A few stories that used data from these systems:
- The Members of Congress Who Profit From War
- Members of Congress Own Up to $93 Million in Fossil Fuel Stocks
- Revealed: how US senators invest in firms they are supposed to regulate
- Reps Questioning Megabank CEOs Own Stock in Their Companies
Data Scientist (Contract)
1-1-2023 to 6-1-2023
Center for Just Journalism
In partnership with the NYU Wagner School of Public Service, I worked with graduate students to investigate American newspapers' reliance on police sources when reporting on crime, and how that affected coverage of both crime and police.
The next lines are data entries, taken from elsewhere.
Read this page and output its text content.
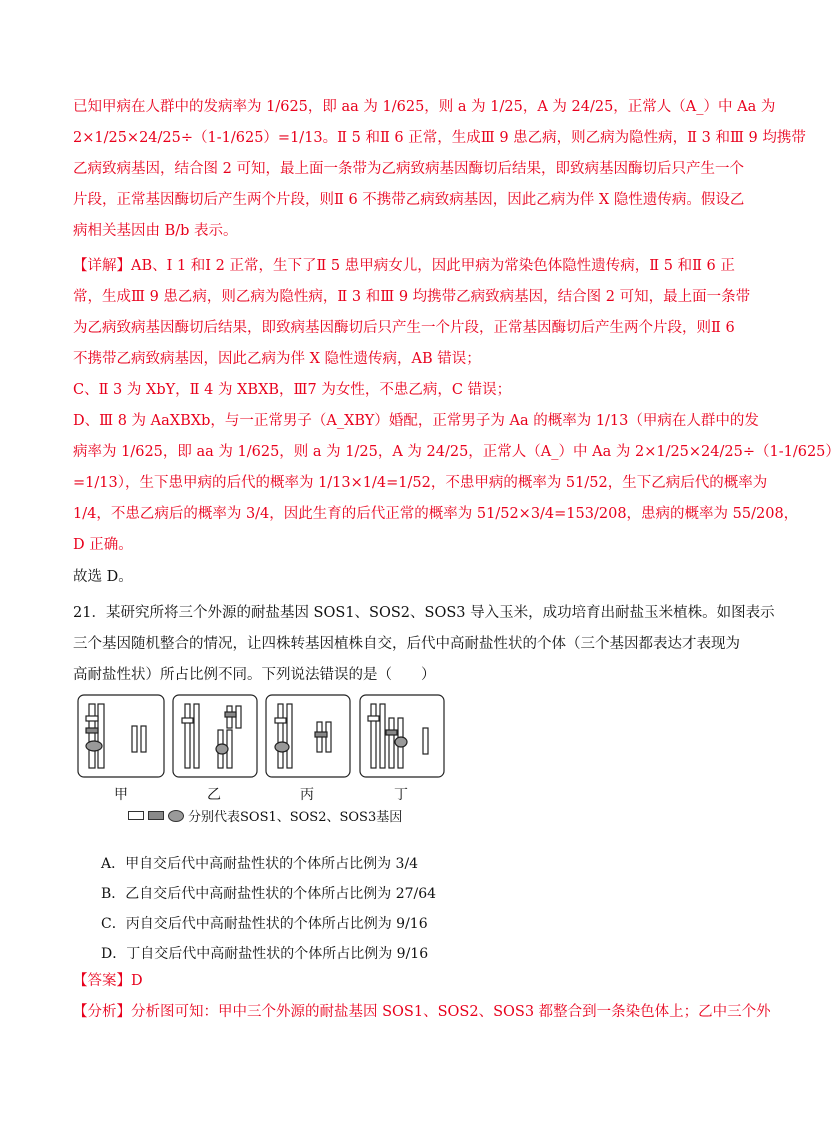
已知甲病在人群中的发病率为 1/625，即 aa 为 1/625，则 a 为 1/25，A 为 24/25，正常人（A_）中 Aa 为
2×1/25×24/25÷（1-1/625）=1/13。Ⅱ 5 和Ⅱ 6 正常，生成Ⅲ 9 患乙病，则乙病为隐性病，Ⅱ 3 和Ⅲ 9 均携带
乙病致病基因，结合图 2 可知，最上面一条带为乙病致病基因酶切后结果，即致病基因酶切后只产生一个
片段，正常基因酶切后产生两个片段，则Ⅱ 6 不携带乙病致病基因，因此乙病为伴 X 隐性遗传病。假设乙
病相关基因由 B/b 表示。
【详解】AB、Ⅰ 1 和Ⅰ 2 正常，生下了Ⅱ 5 患甲病女儿，因此甲病为常染色体隐性遗传病，Ⅱ 5 和Ⅱ 6 正
常，生成Ⅲ 9 患乙病，则乙病为隐性病，Ⅱ 3 和Ⅲ 9 均携带乙病致病基因，结合图 2 可知，最上面一条带
为乙病致病基因酶切后结果，即致病基因酶切后只产生一个片段，正常基因酶切后产生两个片段，则Ⅱ 6
不携带乙病致病基因，因此乙病为伴 X 隐性遗传病，AB 错误；
C、Ⅱ 3 为 XbY，Ⅱ 4 为 XBXB，Ⅲ7 为女性，不患乙病，C 错误；
D、Ⅲ 8 为 AaXBXb，与一正常男子（A_XBY）婚配，正常男子为 Aa 的概率为 1/13（甲病在人群中的发
病率为 1/625，即 aa 为 1/625，则 a 为 1/25，A 为 24/25，正常人（A_）中 Aa 为 2×1/25×24/25÷（1-1/625）
=1/13），生下患甲病的后代的概率为 1/13×1/4=1/52，不患甲病的概率为 51/52，生下乙病后代的概率为
1/4，不患乙病后的概率为 3/4，因此生育的后代正常的概率为 51/52×3/4=153/208，患病的概率为 55/208，
D 正确。
故选 D。
21．某研究所将三个外源的耐盐基因 SOS1、SOS2、SOS3 导入玉米，成功培育出耐盐玉米植株。如图表示
三个基因随机整合的情况，让四株转基因植株自交，后代中高耐盐性状的个体（三个基因都表达才表现为
高耐盐性状）所占比例不同。下列说法错误的是（　　）
甲	乙	丙	丁
分别代表SOS1、SOS2、SOS3基因
A．甲自交后代中高耐盐性状的个体所占比例为 3/4
B．乙自交后代中高耐盐性状的个体所占比例为 27/64
C．丙自交后代中高耐盐性状的个体所占比例为 9/16
D．丁自交后代中高耐盐性状的个体所占比例为 9/16
【答案】D
【分析】分析图可知：甲中三个外源的耐盐基因 SOS1、SOS2、SOS3 都整合到一条染色体上；乙中三个外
While the students conducted an in-depth analysis of a representative 300 article sample, I used a programmatic approach to analyze the full 100,000 article data set.
KEY RESPONSIBILITIES:
- Development of a standalone Python package for quote identification, attribution and resolution
- Acquisition and processing of 100,000 articles
- Lexis/Nexis query optimization to minimize irrelevant or off-topic articles
- Topic modeling to verify the fidelity of the students' sub-sample
Data Lead
6-1-2022 to 6-2-2023
Google/Medill Data-Driven Reporting Project
Member of a team awarded a grant from the Google/Medill Data-Driven Reporting Project to study 30 years of detailed crime statistics obtained from the Baltimore Police Department.
Results of the study are being published as a multipart series in The Real News:
- Part 1: Baltimore's Crime Numbers Game
- Part 2: The Short History and Long Tail of Baltimore’s “Zero Tolerance” Policing
- Part 3: An Audit of Baltimore City's Data Integrity
- Part 4: An Evaluation of City Budget and Health Metrics
Data Scientist
11-1-2018 to 8-1-2022
Remarkable AI (fka Chatdesk)
Remarkable AI (previously Chatdesk) is a Series A company backed by leading Silicon Valley investors like Menlo Ventures, Susa Ventures and Slow Ventures in the customer service space, whose customers include leading brands like Grubhub, BarkBox, Thinx, and OLAPLEX.
KEY RESPONSIBILITIES:
- Deployed message classification model for 1 million weekly messages with 99.5% accuracy
- Implemented Named Entity Recognition to increase flexibility of cleaning code
- Developed and maintained code base for cleaning and standardization of incoming messages for downstream processing for 100+ companies in 10+ languages, from diverse sources (Zendesk, Salesforce, Intercom, Facebook, Instagram)
- Attended client meetings for technical integration and conduct data analysis to help our sales team
Instructional Associate
9-1-2018 to 5-1-2020
General Assembly
Train students in data science methods, concepts and technologies, including: bash, python, data mining, supervised and unsupervised learning techniques, model building, forecasting, SQL, AWS and NLP.